L’économie syrienne est loin d’être asphyxiée comme le fut celle de l’Irak de Saddam Hussein entre 1991 et 2003. Les sanctions économiques ne sont pas appliquées par les pays voisins. Cependant, l’économie syrienne ralentit, car la population réduit sa consommation aux produits de base par peur du lendemain. La société syrienne est habituée à la frugalité et retrouve rapidement ses réflexes des années de pénurie : seuls les magasins d’État étaient fournis, le fait de posséder une voiture était un privilège et les dépenses vestimentaires avaient lieu lors de l’Aïd uniquement.

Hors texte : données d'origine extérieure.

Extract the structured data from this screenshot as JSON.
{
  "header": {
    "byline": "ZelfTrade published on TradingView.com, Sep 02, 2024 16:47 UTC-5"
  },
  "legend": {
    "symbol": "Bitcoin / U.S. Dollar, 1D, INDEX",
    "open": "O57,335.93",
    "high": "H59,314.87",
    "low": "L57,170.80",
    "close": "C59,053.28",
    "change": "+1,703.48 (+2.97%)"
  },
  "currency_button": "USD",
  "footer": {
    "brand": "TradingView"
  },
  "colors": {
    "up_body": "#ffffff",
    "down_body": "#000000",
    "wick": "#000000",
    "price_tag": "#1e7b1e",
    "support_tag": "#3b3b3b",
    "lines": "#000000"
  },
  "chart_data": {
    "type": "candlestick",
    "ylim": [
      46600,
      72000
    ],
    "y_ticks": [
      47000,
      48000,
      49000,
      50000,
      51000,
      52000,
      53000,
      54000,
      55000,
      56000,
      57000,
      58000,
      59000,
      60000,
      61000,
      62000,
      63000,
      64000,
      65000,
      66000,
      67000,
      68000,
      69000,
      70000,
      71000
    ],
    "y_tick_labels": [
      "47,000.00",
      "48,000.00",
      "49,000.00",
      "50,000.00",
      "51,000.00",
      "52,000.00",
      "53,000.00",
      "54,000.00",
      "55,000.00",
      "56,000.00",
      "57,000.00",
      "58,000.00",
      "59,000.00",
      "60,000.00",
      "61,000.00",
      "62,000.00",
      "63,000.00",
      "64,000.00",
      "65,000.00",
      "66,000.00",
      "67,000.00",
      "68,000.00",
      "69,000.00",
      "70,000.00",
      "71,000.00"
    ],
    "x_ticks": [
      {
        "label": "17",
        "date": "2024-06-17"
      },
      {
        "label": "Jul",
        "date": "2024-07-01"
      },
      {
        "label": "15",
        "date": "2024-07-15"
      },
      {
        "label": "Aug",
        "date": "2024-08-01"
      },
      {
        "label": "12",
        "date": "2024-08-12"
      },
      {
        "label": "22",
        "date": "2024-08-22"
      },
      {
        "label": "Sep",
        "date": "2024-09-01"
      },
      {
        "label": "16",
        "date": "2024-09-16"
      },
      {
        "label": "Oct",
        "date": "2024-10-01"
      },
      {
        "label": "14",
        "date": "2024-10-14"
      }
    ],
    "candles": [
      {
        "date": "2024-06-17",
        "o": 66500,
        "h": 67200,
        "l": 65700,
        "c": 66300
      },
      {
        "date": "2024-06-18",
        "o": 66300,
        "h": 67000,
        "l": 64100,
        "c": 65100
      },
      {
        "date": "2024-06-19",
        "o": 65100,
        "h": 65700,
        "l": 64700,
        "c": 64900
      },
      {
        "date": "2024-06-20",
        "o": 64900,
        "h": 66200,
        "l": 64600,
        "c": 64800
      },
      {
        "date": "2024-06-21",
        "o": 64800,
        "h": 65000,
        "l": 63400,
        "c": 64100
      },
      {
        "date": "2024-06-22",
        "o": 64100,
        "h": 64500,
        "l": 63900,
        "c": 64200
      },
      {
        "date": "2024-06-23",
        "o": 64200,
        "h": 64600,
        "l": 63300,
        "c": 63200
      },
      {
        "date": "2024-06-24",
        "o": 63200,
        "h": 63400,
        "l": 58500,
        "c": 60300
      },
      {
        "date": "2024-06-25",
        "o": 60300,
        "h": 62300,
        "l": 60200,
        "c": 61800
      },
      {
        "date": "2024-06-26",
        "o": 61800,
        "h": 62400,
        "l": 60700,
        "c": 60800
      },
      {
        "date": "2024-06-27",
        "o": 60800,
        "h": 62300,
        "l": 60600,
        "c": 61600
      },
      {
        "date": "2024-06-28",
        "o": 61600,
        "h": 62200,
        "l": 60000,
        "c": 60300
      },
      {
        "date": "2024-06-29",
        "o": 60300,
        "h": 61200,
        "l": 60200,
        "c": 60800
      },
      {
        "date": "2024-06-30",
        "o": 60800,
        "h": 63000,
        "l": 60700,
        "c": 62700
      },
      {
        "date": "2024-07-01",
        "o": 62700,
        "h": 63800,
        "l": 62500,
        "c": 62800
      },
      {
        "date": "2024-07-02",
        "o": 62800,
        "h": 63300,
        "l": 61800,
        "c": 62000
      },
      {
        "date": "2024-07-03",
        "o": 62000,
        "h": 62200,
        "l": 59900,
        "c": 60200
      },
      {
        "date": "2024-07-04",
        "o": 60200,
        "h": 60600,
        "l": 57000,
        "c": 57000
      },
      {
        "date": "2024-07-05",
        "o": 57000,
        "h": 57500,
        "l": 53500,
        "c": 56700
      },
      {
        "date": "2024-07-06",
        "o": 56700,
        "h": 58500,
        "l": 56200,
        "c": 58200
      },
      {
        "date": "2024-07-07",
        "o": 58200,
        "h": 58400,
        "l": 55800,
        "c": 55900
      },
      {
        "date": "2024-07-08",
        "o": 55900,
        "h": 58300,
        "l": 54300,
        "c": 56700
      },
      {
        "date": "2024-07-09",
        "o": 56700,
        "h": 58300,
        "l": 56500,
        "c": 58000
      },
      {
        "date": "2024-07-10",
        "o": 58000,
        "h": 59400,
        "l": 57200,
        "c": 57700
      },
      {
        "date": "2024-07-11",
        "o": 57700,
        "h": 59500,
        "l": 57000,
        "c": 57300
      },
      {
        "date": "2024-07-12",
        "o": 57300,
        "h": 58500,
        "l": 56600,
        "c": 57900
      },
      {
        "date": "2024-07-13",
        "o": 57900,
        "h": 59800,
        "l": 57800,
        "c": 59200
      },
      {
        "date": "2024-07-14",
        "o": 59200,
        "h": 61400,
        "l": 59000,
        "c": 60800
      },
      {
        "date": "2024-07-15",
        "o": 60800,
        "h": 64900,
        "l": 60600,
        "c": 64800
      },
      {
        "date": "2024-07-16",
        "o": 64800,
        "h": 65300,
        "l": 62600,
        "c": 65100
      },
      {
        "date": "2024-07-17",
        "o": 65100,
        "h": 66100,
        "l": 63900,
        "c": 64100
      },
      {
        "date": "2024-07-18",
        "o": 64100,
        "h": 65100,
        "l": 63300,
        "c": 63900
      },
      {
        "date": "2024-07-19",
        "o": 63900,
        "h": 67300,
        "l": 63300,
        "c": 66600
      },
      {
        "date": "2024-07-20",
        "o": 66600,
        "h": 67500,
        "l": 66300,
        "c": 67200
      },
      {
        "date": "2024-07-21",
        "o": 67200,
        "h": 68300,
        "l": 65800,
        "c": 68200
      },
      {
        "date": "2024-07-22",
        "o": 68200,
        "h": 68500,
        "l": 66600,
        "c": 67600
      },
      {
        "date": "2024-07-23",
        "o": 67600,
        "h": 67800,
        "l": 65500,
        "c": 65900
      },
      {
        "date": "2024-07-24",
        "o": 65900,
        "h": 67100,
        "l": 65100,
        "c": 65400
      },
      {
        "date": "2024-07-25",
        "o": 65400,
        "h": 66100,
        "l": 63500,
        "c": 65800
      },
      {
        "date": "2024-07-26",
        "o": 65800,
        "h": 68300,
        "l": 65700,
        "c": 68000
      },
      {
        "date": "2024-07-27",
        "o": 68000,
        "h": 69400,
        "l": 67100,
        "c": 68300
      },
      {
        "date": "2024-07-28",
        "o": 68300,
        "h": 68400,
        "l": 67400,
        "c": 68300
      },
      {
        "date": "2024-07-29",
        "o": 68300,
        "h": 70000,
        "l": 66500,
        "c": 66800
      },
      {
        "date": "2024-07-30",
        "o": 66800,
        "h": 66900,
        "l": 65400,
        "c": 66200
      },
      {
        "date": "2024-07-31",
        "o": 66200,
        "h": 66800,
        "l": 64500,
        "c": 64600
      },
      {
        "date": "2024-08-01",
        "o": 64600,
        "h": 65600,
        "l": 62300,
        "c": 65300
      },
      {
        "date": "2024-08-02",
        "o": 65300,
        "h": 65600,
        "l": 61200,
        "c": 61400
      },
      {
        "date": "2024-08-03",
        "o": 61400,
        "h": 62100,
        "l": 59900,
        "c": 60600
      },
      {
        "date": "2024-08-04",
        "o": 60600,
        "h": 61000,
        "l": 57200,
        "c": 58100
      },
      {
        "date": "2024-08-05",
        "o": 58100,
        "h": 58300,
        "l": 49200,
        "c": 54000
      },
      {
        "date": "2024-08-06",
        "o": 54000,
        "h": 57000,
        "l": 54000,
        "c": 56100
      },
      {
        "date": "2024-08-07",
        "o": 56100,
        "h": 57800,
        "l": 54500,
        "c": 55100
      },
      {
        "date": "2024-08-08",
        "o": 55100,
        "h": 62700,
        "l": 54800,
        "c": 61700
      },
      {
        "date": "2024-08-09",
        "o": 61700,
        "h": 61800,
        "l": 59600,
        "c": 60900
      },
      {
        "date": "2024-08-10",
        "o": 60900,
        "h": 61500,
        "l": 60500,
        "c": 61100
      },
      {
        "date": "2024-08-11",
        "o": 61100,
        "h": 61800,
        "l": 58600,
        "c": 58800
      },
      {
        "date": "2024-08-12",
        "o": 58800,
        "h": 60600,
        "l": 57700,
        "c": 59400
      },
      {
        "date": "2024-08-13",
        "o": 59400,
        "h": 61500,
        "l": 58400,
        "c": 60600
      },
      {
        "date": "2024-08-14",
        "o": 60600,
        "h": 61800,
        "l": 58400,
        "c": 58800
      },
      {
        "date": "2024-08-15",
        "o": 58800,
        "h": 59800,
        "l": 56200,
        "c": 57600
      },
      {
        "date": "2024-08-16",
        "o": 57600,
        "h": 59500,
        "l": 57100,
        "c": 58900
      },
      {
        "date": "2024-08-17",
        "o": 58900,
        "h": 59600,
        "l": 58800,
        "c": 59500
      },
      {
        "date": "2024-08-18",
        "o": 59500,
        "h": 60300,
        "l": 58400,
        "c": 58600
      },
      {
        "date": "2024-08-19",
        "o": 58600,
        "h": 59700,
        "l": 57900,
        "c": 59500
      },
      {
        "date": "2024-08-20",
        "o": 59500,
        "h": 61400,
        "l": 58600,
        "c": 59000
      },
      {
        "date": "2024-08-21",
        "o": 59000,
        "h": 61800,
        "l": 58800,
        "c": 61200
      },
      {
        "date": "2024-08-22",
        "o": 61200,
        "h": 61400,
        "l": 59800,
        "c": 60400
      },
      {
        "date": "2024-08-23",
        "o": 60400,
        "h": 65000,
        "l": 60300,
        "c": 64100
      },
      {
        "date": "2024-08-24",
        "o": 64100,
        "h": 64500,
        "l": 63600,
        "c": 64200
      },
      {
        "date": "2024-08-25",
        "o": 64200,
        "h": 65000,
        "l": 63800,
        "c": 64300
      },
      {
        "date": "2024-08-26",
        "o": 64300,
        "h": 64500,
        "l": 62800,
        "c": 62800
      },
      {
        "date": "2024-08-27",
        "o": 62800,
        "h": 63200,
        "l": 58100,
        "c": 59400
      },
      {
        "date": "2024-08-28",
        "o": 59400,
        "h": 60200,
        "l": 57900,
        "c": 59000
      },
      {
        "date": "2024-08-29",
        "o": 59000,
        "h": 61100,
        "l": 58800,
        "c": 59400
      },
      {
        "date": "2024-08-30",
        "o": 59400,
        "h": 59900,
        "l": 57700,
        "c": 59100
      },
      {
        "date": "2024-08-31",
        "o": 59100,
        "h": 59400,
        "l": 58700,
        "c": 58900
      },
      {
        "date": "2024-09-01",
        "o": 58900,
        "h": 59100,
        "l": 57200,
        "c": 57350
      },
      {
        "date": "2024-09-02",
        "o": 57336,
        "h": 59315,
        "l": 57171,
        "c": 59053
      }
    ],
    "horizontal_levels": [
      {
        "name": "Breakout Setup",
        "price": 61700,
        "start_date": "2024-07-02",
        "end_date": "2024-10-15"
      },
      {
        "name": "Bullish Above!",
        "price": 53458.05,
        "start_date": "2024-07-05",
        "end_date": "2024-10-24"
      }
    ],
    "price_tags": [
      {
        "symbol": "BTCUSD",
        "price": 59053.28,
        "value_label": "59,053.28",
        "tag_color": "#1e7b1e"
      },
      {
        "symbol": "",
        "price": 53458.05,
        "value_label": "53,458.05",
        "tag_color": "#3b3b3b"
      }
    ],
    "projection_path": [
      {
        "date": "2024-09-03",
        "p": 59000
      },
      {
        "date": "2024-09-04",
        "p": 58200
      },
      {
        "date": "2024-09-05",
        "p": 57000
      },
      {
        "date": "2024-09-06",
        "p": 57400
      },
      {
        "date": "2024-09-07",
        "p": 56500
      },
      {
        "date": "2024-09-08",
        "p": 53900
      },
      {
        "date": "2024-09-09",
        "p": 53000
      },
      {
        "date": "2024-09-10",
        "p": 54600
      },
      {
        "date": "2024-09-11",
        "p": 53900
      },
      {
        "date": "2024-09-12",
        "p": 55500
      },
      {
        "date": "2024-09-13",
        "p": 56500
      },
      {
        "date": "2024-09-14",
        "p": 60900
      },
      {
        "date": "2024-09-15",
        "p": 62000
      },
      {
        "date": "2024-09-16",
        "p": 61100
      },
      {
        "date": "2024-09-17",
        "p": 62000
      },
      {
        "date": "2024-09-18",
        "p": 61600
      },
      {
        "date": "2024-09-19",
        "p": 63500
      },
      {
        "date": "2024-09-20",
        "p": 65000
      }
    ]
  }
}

Certes, les mentalités ont changé et la jeunesse aspire au consumérisme, mais c’est justement cette consommation effrénée par une minorité, tandis que la majorité se contentait de regarder les publicités, qui a contribué à mettre le feu aux poudres. L’austérité ne semble pas en soi constituer un facteur de déstabilisation pour le régime de Bachar el-Assad. Néanmoins, le système économique syrien est en équilibre fragile : une nouvelle période de sécheresse, le sabotage des installations pétrolières, une spéculation effrénée contre la livre syrienne et la situation peut radicalement changer. Par ailleurs, le retour à une économie dirigiste pour sauver le régime n’est pas réaliste, car ce sont moins les ravages d’un libéralisme sauvage, qui n’a pas eu le temps de s’imposer, que les blocages bureaucratiques, la corruption et la prédation du clan des Assad-Makhlouf qui sont responsables du chômage massif et de la frustration économique des Syriens.